As has been demonstrated this system is very different from Athenian and Roman chattel slavery, but to what extent was the Spartan system unique? The limited information that we have of the poleis (city states) that constituted the Ancient Greek world indicate that there may have indeed been several similarities; the servile populations called the penestai of Thessaly and the klarotai of Crete seem similar to Spartan helots and even clearer parallels can be seen outside of Greece. Enslaving a whole populace, as the Spartans did with the helots, appears to be paralleled in other areas; the penestai of Thessaly were established this way, the Byzantines (citizens of Byzantium - modern Istanbul) enslaved the local Bithynians in the same way, and it appears that the Carians of Asia Minor (modern western Turkey) acted in a similar fashion; enslaving a whole local populace.
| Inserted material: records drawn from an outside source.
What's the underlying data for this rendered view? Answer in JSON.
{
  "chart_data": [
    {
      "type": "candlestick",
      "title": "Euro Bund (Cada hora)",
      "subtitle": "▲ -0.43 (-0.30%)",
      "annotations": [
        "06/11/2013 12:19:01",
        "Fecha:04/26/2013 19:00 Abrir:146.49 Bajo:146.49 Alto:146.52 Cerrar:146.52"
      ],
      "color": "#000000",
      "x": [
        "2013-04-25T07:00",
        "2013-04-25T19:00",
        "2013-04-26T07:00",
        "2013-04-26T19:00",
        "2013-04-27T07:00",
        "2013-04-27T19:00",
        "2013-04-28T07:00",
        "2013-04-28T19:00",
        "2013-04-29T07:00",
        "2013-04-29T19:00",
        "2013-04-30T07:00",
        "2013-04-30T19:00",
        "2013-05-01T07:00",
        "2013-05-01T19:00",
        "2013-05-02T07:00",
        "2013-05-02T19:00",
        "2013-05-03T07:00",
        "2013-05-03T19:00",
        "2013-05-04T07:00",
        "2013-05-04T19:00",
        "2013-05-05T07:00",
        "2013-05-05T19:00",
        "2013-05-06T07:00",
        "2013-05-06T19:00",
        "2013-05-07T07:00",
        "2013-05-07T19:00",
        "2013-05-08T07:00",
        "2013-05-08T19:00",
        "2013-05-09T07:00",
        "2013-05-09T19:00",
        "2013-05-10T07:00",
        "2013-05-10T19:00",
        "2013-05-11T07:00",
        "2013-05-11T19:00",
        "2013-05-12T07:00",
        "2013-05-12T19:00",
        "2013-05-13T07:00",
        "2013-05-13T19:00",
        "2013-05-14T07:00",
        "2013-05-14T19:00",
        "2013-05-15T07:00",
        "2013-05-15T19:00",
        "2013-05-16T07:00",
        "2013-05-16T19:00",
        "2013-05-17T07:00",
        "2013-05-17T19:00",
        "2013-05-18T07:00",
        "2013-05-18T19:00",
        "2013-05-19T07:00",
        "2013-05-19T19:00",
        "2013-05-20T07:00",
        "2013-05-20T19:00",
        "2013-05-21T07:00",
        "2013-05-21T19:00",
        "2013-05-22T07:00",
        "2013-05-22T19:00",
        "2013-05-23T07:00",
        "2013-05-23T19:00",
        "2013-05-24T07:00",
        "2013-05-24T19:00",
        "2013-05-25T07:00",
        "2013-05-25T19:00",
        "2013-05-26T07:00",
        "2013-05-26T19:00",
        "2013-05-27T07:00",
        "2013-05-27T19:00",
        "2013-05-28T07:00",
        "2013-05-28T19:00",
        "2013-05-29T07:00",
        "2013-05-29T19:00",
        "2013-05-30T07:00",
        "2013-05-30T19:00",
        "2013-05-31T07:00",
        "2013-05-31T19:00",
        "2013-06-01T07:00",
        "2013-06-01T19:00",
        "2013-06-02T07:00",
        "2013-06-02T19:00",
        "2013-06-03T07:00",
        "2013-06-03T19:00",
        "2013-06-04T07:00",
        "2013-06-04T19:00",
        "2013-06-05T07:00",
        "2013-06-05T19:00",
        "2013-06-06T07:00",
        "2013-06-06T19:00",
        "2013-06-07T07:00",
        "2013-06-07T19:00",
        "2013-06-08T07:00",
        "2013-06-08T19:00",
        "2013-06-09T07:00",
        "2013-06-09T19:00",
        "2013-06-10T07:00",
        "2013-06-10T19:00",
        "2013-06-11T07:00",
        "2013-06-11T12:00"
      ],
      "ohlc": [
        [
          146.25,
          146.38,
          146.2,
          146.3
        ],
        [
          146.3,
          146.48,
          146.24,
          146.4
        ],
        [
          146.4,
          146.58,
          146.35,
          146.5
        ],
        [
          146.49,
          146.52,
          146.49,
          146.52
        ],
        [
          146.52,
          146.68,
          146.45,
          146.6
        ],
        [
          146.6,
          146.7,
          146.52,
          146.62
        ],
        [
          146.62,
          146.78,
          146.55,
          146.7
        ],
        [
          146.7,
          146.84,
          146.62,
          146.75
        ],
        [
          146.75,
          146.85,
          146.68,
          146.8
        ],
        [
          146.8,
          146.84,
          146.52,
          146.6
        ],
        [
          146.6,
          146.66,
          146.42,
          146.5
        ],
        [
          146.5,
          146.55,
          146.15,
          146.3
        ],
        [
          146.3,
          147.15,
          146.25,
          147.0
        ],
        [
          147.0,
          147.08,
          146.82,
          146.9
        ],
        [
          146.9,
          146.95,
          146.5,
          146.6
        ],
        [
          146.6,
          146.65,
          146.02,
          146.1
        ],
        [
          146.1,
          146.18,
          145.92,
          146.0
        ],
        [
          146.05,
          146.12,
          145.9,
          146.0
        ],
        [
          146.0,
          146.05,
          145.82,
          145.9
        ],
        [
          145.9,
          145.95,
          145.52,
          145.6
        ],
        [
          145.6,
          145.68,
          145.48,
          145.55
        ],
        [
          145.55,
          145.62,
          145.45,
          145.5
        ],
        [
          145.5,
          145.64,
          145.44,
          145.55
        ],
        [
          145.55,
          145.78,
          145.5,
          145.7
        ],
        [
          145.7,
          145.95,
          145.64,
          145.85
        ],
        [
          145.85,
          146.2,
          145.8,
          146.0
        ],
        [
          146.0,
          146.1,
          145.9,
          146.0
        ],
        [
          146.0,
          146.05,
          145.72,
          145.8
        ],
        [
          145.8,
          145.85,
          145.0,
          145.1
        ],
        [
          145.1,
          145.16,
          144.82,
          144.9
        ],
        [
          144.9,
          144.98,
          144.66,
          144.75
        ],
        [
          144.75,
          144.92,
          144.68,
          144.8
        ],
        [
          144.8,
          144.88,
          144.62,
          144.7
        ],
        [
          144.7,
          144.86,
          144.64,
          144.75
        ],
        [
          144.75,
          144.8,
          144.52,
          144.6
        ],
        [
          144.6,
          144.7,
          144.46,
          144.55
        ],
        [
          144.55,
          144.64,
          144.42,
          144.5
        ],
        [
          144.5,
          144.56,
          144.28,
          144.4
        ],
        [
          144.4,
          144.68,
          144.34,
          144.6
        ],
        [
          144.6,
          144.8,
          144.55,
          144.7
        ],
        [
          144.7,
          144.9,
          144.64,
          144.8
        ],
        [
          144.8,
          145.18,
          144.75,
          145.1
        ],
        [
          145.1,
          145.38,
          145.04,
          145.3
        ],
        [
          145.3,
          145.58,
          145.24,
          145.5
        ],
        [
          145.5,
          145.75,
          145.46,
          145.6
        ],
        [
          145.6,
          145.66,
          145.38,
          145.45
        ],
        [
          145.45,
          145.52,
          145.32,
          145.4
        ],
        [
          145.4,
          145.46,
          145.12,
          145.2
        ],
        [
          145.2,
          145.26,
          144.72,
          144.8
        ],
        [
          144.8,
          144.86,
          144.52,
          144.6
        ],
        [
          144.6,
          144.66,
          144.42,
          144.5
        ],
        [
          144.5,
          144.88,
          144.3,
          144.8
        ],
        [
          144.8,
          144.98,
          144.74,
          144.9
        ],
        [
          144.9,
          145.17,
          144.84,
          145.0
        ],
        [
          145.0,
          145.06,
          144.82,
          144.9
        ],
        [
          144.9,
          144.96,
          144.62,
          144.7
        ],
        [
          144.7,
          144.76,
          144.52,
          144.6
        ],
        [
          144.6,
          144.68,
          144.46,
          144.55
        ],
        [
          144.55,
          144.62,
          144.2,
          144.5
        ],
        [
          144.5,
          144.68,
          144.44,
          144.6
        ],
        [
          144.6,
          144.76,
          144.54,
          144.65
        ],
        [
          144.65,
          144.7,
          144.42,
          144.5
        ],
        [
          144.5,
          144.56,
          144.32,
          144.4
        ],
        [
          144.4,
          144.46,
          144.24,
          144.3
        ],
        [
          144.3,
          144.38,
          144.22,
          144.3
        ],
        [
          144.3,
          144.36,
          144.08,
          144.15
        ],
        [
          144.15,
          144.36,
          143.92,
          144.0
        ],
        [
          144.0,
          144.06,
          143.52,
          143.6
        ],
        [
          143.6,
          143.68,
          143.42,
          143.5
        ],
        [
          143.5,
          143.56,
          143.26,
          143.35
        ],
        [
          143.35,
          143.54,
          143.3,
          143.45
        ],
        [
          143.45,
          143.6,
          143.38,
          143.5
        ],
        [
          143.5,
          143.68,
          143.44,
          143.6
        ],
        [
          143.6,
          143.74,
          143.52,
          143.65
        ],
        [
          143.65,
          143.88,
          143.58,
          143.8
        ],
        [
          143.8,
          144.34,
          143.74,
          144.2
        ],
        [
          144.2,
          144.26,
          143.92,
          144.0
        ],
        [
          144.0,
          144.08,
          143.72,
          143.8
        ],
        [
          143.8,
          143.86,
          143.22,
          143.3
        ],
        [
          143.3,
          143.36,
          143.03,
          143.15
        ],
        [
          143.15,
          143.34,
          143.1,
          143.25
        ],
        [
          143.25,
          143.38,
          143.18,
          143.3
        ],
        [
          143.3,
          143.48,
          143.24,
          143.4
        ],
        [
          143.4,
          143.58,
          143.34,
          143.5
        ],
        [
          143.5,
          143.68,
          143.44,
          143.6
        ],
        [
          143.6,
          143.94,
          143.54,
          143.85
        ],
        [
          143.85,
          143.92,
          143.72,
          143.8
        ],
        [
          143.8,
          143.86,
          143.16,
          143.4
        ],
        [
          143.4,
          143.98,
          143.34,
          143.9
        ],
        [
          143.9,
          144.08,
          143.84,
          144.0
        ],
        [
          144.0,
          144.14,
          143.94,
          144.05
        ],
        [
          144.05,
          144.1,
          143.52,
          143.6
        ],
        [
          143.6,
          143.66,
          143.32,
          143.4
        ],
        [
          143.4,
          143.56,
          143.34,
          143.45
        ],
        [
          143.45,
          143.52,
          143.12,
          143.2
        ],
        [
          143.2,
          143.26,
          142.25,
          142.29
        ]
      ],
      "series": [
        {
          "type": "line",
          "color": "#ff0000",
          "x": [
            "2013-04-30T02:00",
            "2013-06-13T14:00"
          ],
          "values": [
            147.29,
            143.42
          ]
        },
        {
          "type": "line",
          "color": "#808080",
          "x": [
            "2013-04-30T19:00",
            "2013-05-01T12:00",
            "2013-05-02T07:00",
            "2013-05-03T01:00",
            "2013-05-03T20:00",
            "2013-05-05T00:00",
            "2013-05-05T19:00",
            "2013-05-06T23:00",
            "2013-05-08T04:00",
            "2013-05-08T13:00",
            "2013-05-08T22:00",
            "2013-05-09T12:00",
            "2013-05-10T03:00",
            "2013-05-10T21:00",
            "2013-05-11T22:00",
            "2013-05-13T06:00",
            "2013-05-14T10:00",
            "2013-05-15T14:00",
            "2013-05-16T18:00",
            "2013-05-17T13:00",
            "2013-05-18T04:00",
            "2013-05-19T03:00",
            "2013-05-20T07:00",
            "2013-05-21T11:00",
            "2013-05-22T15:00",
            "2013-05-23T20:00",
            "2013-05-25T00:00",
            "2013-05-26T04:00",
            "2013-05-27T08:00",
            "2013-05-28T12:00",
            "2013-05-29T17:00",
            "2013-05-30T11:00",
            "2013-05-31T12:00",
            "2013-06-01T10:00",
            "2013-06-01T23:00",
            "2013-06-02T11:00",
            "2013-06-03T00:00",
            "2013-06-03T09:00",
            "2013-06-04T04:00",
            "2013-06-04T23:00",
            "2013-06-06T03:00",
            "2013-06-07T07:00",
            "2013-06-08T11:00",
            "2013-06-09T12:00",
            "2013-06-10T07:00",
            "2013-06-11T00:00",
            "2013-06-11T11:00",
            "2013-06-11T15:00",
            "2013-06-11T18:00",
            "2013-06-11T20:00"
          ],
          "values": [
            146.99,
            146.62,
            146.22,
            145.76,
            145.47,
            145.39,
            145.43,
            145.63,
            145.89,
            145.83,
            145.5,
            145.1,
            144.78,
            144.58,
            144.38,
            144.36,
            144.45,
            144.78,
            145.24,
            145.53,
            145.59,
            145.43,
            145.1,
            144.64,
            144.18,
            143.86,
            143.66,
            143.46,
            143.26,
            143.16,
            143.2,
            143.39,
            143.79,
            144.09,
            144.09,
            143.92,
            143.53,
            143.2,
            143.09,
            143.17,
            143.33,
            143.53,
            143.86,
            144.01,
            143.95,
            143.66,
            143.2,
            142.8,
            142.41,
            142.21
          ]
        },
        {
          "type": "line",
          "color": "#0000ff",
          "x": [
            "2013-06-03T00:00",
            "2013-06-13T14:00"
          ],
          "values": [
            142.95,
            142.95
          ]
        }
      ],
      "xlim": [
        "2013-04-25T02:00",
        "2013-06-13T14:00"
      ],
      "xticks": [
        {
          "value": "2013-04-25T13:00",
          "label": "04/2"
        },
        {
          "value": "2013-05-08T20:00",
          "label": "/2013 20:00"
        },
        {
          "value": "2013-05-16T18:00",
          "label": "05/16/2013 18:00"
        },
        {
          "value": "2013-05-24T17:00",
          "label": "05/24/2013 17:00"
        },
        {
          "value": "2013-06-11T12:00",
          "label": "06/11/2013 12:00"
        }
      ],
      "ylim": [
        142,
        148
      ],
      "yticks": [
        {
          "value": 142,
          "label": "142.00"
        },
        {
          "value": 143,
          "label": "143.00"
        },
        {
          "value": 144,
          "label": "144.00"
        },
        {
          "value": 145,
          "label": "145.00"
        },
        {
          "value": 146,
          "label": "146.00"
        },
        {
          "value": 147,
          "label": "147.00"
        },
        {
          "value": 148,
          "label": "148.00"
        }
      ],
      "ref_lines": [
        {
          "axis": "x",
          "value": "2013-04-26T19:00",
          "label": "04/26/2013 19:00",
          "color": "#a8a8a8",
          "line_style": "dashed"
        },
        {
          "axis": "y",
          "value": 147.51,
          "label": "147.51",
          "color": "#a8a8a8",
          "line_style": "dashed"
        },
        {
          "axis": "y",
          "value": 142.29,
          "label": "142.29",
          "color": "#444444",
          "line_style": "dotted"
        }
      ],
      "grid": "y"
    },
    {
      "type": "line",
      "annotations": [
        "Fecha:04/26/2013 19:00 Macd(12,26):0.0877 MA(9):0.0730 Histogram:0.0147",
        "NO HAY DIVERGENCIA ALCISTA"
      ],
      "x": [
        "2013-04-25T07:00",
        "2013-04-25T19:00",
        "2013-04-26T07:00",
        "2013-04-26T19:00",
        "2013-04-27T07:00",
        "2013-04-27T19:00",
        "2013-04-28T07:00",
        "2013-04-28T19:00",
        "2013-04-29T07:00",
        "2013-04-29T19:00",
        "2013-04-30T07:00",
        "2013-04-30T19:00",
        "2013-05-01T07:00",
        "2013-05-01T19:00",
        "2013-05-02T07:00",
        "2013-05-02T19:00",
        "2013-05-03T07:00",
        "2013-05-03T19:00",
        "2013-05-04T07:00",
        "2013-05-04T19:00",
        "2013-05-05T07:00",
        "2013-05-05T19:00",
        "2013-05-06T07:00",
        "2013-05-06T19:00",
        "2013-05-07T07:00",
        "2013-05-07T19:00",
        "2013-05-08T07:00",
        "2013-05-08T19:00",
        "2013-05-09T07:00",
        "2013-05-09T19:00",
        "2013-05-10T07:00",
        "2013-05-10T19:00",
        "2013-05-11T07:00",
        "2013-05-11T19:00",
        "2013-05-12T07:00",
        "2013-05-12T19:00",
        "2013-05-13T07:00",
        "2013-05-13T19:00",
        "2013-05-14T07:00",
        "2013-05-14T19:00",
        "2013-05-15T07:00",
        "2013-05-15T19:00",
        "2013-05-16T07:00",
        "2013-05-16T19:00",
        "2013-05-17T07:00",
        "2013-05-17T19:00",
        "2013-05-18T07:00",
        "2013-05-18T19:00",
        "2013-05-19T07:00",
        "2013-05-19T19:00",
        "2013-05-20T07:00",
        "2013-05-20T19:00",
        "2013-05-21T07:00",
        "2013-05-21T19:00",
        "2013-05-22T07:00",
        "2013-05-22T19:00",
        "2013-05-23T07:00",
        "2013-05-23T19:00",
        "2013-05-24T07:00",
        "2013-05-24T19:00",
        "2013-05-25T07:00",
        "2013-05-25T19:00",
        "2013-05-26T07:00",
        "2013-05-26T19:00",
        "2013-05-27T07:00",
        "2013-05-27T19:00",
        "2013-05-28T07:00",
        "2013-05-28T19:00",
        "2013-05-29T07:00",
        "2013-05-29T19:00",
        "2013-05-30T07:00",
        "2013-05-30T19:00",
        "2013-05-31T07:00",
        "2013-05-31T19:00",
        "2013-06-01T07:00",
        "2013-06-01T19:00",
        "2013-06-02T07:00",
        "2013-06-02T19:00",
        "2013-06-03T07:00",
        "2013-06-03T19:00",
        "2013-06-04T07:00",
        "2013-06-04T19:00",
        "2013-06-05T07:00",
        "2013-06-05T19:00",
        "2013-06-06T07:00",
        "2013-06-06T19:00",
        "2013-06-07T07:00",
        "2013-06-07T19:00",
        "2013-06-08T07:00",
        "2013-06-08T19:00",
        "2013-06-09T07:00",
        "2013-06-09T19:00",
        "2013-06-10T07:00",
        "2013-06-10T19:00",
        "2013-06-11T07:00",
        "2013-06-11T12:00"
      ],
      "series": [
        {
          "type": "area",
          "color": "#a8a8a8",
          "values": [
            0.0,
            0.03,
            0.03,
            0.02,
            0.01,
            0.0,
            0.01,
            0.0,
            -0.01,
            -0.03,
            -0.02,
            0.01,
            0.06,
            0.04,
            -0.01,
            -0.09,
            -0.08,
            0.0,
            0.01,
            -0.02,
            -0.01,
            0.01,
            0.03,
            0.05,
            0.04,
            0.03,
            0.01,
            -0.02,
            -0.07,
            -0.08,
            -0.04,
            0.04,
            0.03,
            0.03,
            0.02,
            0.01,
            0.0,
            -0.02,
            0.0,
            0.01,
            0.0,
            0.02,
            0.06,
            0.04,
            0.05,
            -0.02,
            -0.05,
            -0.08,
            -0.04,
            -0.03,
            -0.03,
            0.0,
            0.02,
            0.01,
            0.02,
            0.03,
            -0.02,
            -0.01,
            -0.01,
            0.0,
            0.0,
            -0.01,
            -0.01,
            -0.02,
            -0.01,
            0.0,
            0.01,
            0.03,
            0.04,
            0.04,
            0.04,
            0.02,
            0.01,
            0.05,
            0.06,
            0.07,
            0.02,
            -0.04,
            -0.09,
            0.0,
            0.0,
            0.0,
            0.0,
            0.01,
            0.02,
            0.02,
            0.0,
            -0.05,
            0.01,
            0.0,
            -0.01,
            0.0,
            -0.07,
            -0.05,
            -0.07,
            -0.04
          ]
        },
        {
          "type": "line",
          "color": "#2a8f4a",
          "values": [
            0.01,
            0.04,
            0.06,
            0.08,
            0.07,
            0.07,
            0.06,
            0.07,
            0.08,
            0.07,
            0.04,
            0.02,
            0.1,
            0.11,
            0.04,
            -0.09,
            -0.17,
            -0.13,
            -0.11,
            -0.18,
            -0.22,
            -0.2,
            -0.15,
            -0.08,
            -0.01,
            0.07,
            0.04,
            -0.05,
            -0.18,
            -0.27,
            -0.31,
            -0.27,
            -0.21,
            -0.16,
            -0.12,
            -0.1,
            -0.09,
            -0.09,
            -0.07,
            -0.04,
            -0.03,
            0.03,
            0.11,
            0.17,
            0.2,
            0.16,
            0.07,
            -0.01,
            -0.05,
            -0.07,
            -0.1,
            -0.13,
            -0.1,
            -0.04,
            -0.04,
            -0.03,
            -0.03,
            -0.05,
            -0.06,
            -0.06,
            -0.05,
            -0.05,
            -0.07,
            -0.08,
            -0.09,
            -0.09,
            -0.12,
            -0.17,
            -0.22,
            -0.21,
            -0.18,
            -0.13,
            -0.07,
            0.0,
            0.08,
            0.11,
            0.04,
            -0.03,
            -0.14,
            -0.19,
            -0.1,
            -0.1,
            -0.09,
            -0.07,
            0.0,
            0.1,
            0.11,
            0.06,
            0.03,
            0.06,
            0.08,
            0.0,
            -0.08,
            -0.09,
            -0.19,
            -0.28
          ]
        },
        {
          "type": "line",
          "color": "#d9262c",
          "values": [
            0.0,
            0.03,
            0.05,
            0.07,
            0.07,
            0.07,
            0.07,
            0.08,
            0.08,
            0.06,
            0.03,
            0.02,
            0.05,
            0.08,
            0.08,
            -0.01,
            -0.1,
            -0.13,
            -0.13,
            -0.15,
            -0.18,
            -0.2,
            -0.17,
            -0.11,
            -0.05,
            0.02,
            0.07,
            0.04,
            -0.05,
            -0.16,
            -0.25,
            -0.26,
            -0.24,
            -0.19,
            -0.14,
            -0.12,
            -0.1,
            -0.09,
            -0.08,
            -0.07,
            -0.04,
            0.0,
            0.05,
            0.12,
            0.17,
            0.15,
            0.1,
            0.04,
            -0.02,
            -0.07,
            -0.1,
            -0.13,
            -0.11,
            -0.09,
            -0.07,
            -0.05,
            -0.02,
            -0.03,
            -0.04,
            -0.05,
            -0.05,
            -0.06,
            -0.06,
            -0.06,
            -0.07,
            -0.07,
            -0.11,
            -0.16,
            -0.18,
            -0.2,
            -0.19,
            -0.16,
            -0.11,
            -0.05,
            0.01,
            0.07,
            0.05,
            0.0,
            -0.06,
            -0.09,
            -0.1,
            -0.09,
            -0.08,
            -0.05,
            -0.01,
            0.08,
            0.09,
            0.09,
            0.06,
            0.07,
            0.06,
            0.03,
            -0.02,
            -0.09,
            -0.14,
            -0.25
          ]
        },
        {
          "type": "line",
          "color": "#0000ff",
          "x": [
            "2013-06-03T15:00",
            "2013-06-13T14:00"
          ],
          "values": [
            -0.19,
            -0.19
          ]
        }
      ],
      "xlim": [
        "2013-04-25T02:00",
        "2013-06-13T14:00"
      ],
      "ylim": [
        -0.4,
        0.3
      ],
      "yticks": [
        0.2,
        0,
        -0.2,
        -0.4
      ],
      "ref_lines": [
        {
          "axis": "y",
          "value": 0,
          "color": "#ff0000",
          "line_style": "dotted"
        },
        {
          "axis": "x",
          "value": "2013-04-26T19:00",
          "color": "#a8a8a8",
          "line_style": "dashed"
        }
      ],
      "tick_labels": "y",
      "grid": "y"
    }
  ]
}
However these relationships were not always contentious, indeed it appears that the Mariandynians placed themselves under the control of the control of the citizens of Herakleia Pontika (modern north-western Turkey, close to the Black Sea coast) as they felt it was in their own interest. What set Sparta apart was her ability to maintain her system of servile exploitation; all the other similar institutions had fallen apart during the classical period due to economic and social pressures. Because of the nature of helot enslavement and the fact that they were indeed Greeks, other Greeks often felt sorry for their plight and much discussion of this can be found in ancient literature.
This article aimed to provide the explanation and representation that the Spartan social system is not afforded in popular media. The nuanced and complex system that supported Sparta and thusly her military success can only be touched on briefly in a piece of this length and perhaps the actuality of Sparta deserves more exposure than has been previously made available.